I recently asked a colleague and friend about a person whom she had provided considerable help to. Her response was interesting. Besides recounting what she had done for this person, which was considerable and well beyond the call of duty, she noted, She went home and a couple of months later she told me online that she didn't have time for me now that she had friends where she lives who accepted her "as is." That was the last time I had any contact with her. I felt like I had gotten kicked in the gut and then slapped across the face.

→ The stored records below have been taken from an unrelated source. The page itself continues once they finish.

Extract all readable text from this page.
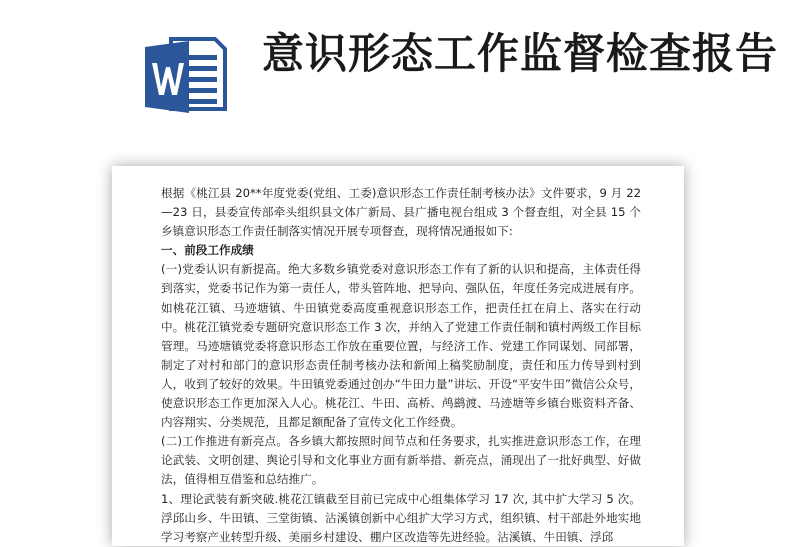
意识形态工作监督检查报告

根据《桃江县 20**年度党委(党组、工委)意识形态工作责任制考核办法》文件要求，9 月 22—23 日，县委宣传部牵头组织县文体广新局、县广播电视台组成 3 个督查组，对全县 15 个乡镇意识形态工作责任制落实情况开展专项督查，现将情况通报如下:

一、前段工作成绩

(一)党委认识有新提高。绝大多数乡镇党委对意识形态工作有了新的认识和提高，主体责任得到落实，党委书记作为第一责任人，带头管阵地、把导向、强队伍，年度任务完成进展有序。如桃花江镇、马迹塘镇、牛田镇党委高度重视意识形态工作，把责任扛在肩上、落实在行动中。桃花江镇党委专题研究意识形态工作 3 次，并纳入了党建工作责任制和镇村两级工作目标管理。马迹塘镇党委将意识形态工作放在重要位置，与经济工作、党建工作同谋划、同部署，制定了对村和部门的意识形态责任制考核办法和新闻上稿奖励制度，责任和压力传导到村到人，收到了较好的效果。牛田镇党委通过创办“牛田力量”讲坛、开设“平安牛田”微信公众号，使意识形态工作更加深入人心。桃花江、牛田、高桥、鸬鹚渡、马迹塘等乡镇台账资料齐备、内容翔实、分类规范，且都足额配备了宣传文化工作经费。

(二)工作推进有新亮点。各乡镇大都按照时间节点和任务要求，扎实推进意识形态工作，在理论武装、文明创建、舆论引导和文化事业方面有新举措、新亮点，涌现出了一批好典型、好做法，值得相互借鉴和总结推广。

1、理论武装有新突破.桃花江镇截至目前已完成中心组集体学习 17 次, 其中扩大学习 5 次。浮邱山乡、牛田镇、三堂街镇、沾溪镇创新中心组扩大学习方式，组织镇、村干部赴外地实地学习考察产业转型升级、美丽乡村建设、棚户区改造等先进经验。沾溪镇、牛田镇、浮邱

In my response, I commented, when you provide support and help to people who are in extremely vulnerable situations they will often reject you over time simply because they don't want to be reminded of their one time dependence on you. I could have also added that “over helping” can make people uncomfortable. Shame goes hand in hand in many of these situations and if they are embarrassed about how they behaved, they may keep their distance.
Shortly after this e-mail exchange, I listened to the On Being Podcast of Adam Grant Successful Givers, Toxic Takes, and the Life We Spend at Work. Couldn’t have been more timely. While his focus is on giving/helping in the workplace, the same rules apply in other areas of one’s life, particularly as it pertains to our kids and when we’re in the role of caregiver. These are two instances where we are more likely to over help and not for the betterment of ourselves or them.
I’ve watched parents literally make themselves sick trying to provide for adult children. Sadly I know more than one caregiver who became ill and died before their charge did. If anything, the following recommendations are most important for those in these situations, because it’s easy to go overboard, forget boundaries and absolutely expect something in return.
In order to be helpful, and avoid being rejected and/or burned out, consider the following:
• Help without the expectation of return or benefit.
• Be productive in your helping by setting appropriate boundaries, prioritizing who you will help (e.g. family, then job, friends, community, etc.) and in what manner. You can’t be all things to all people. The thinner you spread yourself, the less helpful you become. By the same token, by focusing in areas where you have knowledge and expertise, people are more likely to call on you for that type of help.
• Understand your own cues when you’re bordering on giving too much or becoming burned out. Such signs may include:
- You start resenting the person
- You find your self saying things like “haven’t I done enough?”
- Caring seems like a waste of energy.
- You feel like nothing you do makes a difference or is appreciated.
• Empathy is a wonderful characteristic but if you continually allow yourself to shift priorities because of other’s needs you may end up short changing yourself. Selfless is not something you can sustain for very long and remain productive and healthy. Keep in mind the flight attendant’s message regarding the need for oxygen-“place the mask on your face first before helping children and others around you.” In short, you are most helpful when your needs are taken care of and you help from a position of strength.
• Solicit others to help. This is particularly important for caregivers and in situations where the need is great.
• They type of help you provide can change relationships. Making a loan to a friend in financial difficulties alters the dynamic of the relationship and not one that can be easily reversed. Think carefully before doing this.
• Helping doesn’t have to be a grand gesture. Adam Grant has coined the phrase of the Five Minute Favor-something you can do because it’s very helpful and it doesn’t take more than five minutes of your time. It can be as simple as sending a check for membership to a condition specific organization or writing a “hope you feel better” card or e-mail.
My favorite quote on the idea of being helpful comes from the film critic Roger Ebert, who wrote the following towards the end of his life. “Kindness” covers all of my political beliefs. No need to spell them out. I believe that if, at the end, according to our abilities, we have done something to make others a little happier, and something to make ourselves a little happier, that is about the best we can do. To make others less happy is a crime. To make ourselves unhappy is where all crime starts. We must try to contribute joy to the world. That is true no matter what our problems, our health, our circumstances. We must try. I didn’t always know this and am happy I lived long enough to find it out.